To answer my own question: is it that death has the final word this Easter? My answer to myself and to those who are reading this is a definite “no” - when all feels dark and full of death and those things we were clinging onto to have been taken away and our eyes are so full of tears we are blind to angels and to the Jesus who stands among us, Jesus comes and calls our name. 

This Easter is like no other we have experienced. But even in a time of great uncertainty and understandable fear we are called to turn round... 

The risen Jesus comes when...
An exhausted nurse still gives her everything to care for the frightened patients on her ward.
A take away gives out free food parcels for the most needy in its town.
A friend rings up someone who is feeling really lonely just to see how they are.
A church provides ways for every member to still feel a part of a community. 
A neighbour gladly does shopping or fetches medicine for someone shielding who cannot leave the house.
We feel no one cares about us and we need our name called. 

Someone said to me a long time ago that over and over again God makes a way out of no way. He has called us by name, we are his. Easter comes to us in our tear filled garden when we think all is dead. 



I do not know when this time of crisis will be over. But I do know there can be Easter joy in it.
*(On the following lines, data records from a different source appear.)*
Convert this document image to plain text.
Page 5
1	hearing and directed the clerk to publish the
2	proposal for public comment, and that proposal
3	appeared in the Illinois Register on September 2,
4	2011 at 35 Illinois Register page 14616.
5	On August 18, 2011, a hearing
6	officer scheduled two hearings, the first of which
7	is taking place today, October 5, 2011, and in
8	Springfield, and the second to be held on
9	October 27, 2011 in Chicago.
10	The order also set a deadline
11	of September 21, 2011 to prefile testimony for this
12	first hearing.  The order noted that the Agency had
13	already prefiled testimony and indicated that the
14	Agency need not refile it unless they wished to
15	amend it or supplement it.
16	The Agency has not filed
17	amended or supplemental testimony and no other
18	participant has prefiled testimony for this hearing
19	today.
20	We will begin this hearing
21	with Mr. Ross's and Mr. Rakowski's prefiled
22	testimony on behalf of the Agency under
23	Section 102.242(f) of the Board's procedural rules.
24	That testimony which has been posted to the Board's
I think this year we need to look for the small signs that are there to remind us this virus and news of death and despair will not be how things will always be. If you are struggling look out of your window. We are allowed in our gardens and new life and colour are bursting out! 

I think I will end with two quotes. Perhaps they might help. The first is from the Bishop of Leeds, Nick Baines from an Easter sermon a few years ago:

“Maybe - for some of you - today might be an Easter Day on which your own transformation might begin. Surely, this is good news. Surely, this can draw from us a Hallelujah of relief and praise - one that means that from this day forward we know ourselves to be a people no longer driven in a threatening and uncertain world by anxiety and fear, but drawn by hope in the God of resurrection who comes to us, where we are, speaks our name, and sends us from the place of death to live life.”
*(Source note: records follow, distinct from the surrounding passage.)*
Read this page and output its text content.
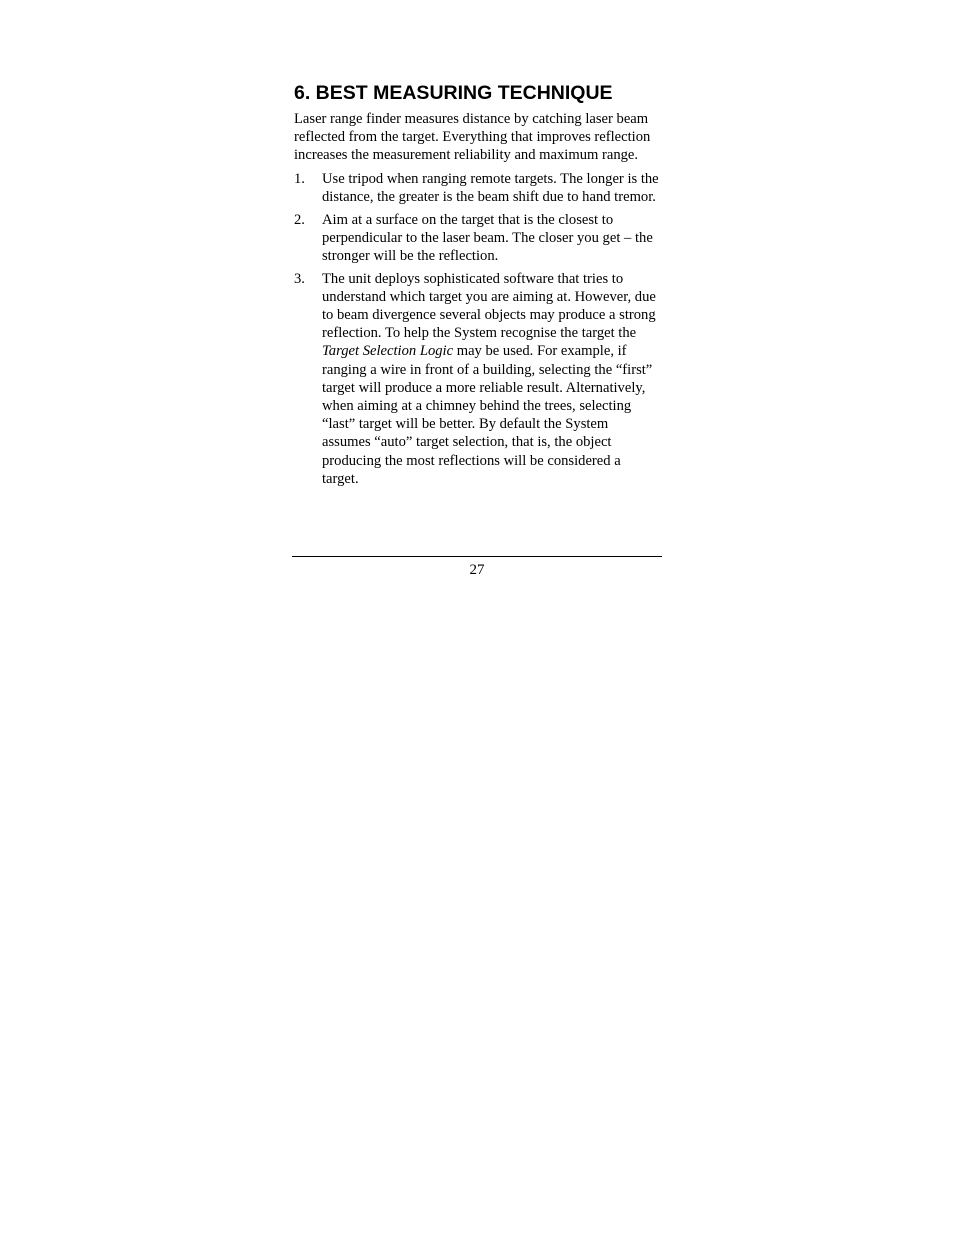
6. BEST MEASURING TECHNIQUE

Laser range finder measures distance by catching laser beam reflected from the target. Everything that improves reflection increases the measurement reliability and maximum range.

1.	Use tripod when ranging remote targets. The longer is the distance, the greater is the beam shift due to hand tremor.
2.	Aim at a surface on the target that is the closest to perpendicular to the laser beam. The closer you get – the stronger will be the reflection.
3.	The unit deploys sophisticated software that tries to understand which target you are aiming at. However, due to beam divergence several objects may produce a strong reflection. To help the System recognise the target the Target Selection Logic may be used. For example, if ranging a wire in front of a building, selecting the “first” target will produce a more reliable result. Alternatively, when aiming at a chimney behind the trees, selecting “last” target will be better. By default the System assumes “auto” target selection, that is, the object producing the most reflections will be considered a target.
27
Then I love this quote: God simply keeps reaching down into the dirt of our humanity and resurrecting us from the graves we dig for ourselves through our violence, our lies, our selfishness, our arrogance, and our addictions. And God keeps loving us back to life over and over.” – Nadia Bolz Weber

Resurrection is not just something that happened to Jesus one Sunday two thousand years ago. It’s not just a hope we have for some day in the future when we might live again after our deaths. It’s also something that is happening in us every single day of our lives when we hear our names called and turn and recognise the risen Jesus. And after that, we go and tell — one day outside, for now how we live. This time needs us to live Easter for others and others to live it for us. Even in ways that enable us to all get through the next few months...

Easter comes. We arrive in the dark. We have nothing to say. We turn round. We are called by name.  We are called to be Easter people. We remember that nothing shall separate us from the love of God in Christ Jesus. Not even coronavirus.